01 December 2005

A simple kindness

I got the chance to be someone’s hero yesterday and I am just grateful for the opportunity. When I returned to work from my lunch break I had to park in the outer reaches of the lot because all of the close in spots were taken. When I got out of my car I noticed an elderly may sitting on the sidewalk near a car two spaces over. I asked him if he was ok. He said he was, but he just did not look right to me so I continued to talk to him. I said “Are you sure?” He said “yes” as he continued to look very unstable, hardly able to hold himself up . I said “Can I call someone for you?” He said “No. My wife is just across the street buying something.” I said “What’s your name?” more in an effort to gauge his level of consciousness rather than to try to make his acquaintance. He said “Dick H.” I said my name is Sharon. He is still sitting on the curb making vain efforts to get up alternating with appearing to want to lay down. I said “Are you cold?’ (It was a cold day here yesterday.) He said “No.” with a manly demeanor. But he continued to look as if he was going to go completely prostrate on the sidewalk. I said “Are you having a seizure.” It was then that I noticed one of his fingers was bandaged as if it had been set from having been broken. He said “No.” I said “Are you in pain?” Finally, he allowed himself to show some venerability and he said “Yes. Oh, yes.” He wobbled some more and I grabbed a small blanket from my car, I placed it behind him so he could lay down without putting his head on the ground. He said “Oh, you’re very nice.” I said that I would just stay there with him until his wife returned. I asked him if this was his car that he was sitting next to and he said it was. I asked him what his wife’s name was.

After a few more minutes, an elderly woman approached us and she seemed very concerned and suspicious as to why I was standing over her husband on the sidewalk. I said “Are you Libby?” She said “Yes. What’s the matter?” I said “Your husband seems very unstable, so I was just waiting here with him until you returned.” They shared a few words, he told her I was a very nice person who just “saved my ....neck.” I asked her if I could help her get him into their car. She told me that he was taking medication that said it would make him dizzy. As we got him to his feet, her and I under each of his arms, he was very disoriented and could hardly put one foot in front of the other. We managed, with no small amount of effort, to get him turned around in order to take the few steps to the passenger side of the car. Then she began to tell me about his having a stroke two years ago and having to take this medication for it which made him very dizzy. In fact, he fell two weeks ago and broke his finger. The finger then got a staph infection. I made sure she buckled his seat belt but I was concerned how she would get him out of the car. She said they were on their way to a physical therapy appointment, so that relieved my concern somewhat. He said that I deserved a medal for what I’d done for them. I said that was not necessary. But I told them where I worked and said to let me know if there was anything else I could do for them. They thanked me and I gathered up my belongings and went off to work.

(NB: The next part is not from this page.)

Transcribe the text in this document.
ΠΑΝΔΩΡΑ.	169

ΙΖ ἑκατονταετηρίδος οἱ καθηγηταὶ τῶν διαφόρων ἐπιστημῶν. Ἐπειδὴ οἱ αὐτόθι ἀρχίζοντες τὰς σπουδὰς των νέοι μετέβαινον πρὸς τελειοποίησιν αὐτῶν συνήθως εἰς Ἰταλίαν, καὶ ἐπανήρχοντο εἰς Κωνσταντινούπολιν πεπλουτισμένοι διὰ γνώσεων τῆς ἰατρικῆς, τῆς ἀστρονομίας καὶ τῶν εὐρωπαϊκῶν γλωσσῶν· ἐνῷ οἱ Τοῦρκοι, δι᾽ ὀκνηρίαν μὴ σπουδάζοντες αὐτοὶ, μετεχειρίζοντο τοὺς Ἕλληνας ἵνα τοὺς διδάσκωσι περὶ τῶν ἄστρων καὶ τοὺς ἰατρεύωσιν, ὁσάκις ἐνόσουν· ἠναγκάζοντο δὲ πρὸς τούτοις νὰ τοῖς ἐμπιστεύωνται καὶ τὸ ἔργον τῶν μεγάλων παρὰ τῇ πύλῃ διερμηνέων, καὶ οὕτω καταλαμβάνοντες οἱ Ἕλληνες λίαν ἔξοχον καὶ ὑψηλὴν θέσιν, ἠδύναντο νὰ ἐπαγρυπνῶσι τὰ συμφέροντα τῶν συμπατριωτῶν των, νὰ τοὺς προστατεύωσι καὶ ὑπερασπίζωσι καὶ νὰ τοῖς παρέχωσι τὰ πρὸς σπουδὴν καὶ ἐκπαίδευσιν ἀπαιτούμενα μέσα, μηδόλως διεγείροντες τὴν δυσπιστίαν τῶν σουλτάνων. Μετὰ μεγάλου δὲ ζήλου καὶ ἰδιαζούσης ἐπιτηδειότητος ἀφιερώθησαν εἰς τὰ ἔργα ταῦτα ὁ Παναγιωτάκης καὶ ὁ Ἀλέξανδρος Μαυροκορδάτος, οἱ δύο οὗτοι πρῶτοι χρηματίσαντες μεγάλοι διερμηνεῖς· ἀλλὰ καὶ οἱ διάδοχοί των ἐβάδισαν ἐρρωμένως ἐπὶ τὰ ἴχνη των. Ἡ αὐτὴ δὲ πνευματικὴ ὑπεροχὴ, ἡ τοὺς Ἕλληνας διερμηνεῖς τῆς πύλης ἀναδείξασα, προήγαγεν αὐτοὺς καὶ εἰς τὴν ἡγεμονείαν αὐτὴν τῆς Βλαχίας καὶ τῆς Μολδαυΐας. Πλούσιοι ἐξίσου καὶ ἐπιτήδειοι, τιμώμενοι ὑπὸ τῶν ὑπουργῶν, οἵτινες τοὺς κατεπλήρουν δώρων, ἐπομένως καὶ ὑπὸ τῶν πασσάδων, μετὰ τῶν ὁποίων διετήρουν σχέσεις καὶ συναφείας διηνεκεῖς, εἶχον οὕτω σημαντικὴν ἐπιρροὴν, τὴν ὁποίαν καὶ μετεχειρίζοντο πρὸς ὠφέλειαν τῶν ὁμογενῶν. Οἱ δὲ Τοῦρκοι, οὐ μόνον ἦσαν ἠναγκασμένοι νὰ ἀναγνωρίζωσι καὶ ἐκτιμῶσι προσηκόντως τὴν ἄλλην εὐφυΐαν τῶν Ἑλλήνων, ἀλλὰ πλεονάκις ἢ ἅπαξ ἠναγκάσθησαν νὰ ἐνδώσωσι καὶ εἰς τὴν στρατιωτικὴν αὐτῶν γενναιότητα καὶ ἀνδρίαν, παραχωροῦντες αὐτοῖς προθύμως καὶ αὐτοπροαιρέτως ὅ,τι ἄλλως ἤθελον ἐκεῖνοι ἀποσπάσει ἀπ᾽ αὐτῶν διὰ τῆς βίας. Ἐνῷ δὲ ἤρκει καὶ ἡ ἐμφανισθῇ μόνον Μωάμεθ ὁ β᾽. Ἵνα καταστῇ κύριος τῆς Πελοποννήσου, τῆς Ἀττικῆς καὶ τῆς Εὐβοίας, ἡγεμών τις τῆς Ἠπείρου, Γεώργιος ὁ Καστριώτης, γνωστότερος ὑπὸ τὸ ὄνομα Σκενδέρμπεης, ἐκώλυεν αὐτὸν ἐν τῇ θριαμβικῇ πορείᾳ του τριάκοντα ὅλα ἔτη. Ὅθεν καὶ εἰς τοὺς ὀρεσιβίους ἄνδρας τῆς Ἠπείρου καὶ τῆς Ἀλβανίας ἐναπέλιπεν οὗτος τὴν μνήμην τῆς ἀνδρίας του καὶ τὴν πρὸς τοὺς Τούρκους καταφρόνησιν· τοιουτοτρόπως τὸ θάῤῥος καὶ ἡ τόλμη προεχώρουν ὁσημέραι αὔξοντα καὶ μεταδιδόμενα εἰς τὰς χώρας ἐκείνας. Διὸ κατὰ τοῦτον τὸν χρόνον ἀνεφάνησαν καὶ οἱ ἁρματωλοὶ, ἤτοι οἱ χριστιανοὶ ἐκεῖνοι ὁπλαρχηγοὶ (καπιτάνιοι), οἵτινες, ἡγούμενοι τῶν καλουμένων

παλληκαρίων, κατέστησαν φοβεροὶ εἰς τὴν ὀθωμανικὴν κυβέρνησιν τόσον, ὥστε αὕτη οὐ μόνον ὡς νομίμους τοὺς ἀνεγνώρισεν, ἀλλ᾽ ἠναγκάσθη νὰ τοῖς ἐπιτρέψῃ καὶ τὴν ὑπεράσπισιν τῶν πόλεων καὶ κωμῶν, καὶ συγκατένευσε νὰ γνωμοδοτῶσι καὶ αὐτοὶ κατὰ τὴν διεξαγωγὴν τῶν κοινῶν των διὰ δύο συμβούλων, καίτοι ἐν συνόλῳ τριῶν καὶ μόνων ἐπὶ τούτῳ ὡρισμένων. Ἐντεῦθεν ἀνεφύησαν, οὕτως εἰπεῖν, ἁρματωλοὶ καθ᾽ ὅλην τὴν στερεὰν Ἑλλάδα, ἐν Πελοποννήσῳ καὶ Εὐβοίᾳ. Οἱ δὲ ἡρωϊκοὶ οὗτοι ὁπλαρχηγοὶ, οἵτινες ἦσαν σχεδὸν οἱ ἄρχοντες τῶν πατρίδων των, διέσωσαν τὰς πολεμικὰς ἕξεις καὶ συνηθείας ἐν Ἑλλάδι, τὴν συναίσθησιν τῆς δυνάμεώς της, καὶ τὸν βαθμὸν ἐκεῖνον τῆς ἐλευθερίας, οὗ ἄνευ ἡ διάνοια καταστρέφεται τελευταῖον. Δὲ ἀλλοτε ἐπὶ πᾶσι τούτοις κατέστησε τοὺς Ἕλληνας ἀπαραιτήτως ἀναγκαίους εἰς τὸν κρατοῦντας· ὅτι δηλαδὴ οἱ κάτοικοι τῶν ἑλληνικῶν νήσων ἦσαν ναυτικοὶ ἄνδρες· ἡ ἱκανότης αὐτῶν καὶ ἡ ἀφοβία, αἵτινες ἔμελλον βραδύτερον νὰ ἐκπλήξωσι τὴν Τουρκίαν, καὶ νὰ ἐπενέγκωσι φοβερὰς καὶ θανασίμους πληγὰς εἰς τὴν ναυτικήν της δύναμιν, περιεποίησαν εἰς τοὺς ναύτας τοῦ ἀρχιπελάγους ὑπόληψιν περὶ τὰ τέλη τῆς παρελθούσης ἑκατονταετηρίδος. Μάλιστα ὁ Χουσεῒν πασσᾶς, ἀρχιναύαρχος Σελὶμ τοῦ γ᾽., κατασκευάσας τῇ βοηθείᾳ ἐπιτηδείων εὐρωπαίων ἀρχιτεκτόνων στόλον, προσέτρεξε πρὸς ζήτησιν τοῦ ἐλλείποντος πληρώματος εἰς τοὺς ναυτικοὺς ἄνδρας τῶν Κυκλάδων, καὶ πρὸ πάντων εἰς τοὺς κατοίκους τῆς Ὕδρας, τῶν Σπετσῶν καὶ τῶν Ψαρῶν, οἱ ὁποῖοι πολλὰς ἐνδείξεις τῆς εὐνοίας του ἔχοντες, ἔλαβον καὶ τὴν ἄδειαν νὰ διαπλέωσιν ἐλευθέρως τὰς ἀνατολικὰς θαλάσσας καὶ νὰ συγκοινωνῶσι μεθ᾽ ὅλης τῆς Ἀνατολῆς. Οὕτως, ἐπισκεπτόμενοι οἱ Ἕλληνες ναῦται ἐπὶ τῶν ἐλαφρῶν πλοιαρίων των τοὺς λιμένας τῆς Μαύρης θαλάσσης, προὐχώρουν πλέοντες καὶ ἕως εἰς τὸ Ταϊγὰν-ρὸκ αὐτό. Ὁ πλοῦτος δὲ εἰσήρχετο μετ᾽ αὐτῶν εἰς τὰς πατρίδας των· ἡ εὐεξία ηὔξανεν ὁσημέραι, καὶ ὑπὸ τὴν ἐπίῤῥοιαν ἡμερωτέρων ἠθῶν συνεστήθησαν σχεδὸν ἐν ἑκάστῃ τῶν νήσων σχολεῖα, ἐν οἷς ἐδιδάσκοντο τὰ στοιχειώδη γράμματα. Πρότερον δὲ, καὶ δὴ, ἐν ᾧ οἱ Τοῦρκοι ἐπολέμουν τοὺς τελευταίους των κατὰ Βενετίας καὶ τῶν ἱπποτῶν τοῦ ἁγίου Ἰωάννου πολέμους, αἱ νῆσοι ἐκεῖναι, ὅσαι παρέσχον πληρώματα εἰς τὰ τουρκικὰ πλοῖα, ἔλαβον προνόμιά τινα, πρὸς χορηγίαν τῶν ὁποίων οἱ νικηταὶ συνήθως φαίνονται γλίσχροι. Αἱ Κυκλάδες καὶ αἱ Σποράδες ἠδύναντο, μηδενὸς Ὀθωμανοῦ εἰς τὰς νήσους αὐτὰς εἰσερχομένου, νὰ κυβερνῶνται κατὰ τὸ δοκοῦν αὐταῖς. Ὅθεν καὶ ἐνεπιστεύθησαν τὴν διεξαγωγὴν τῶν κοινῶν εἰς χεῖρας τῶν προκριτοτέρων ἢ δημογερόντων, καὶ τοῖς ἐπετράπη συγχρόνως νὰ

Maybe it’s the small-town-never-lived-in-a-really-big-city girl in me, maybe, after having a my first grandchild put up for adoption and having my favorite aunt pass away this month, that I just needed to feel needed by someone, but I just could not walk by someone lying on the sidewalk, who may have needed a little help from me. Maybe there was some reason I had to park farther away from my office than I prefer to. Whatever it was, I was just glad to be able to be of service to someone who needed it. A simple kindness really. It was the least I could do.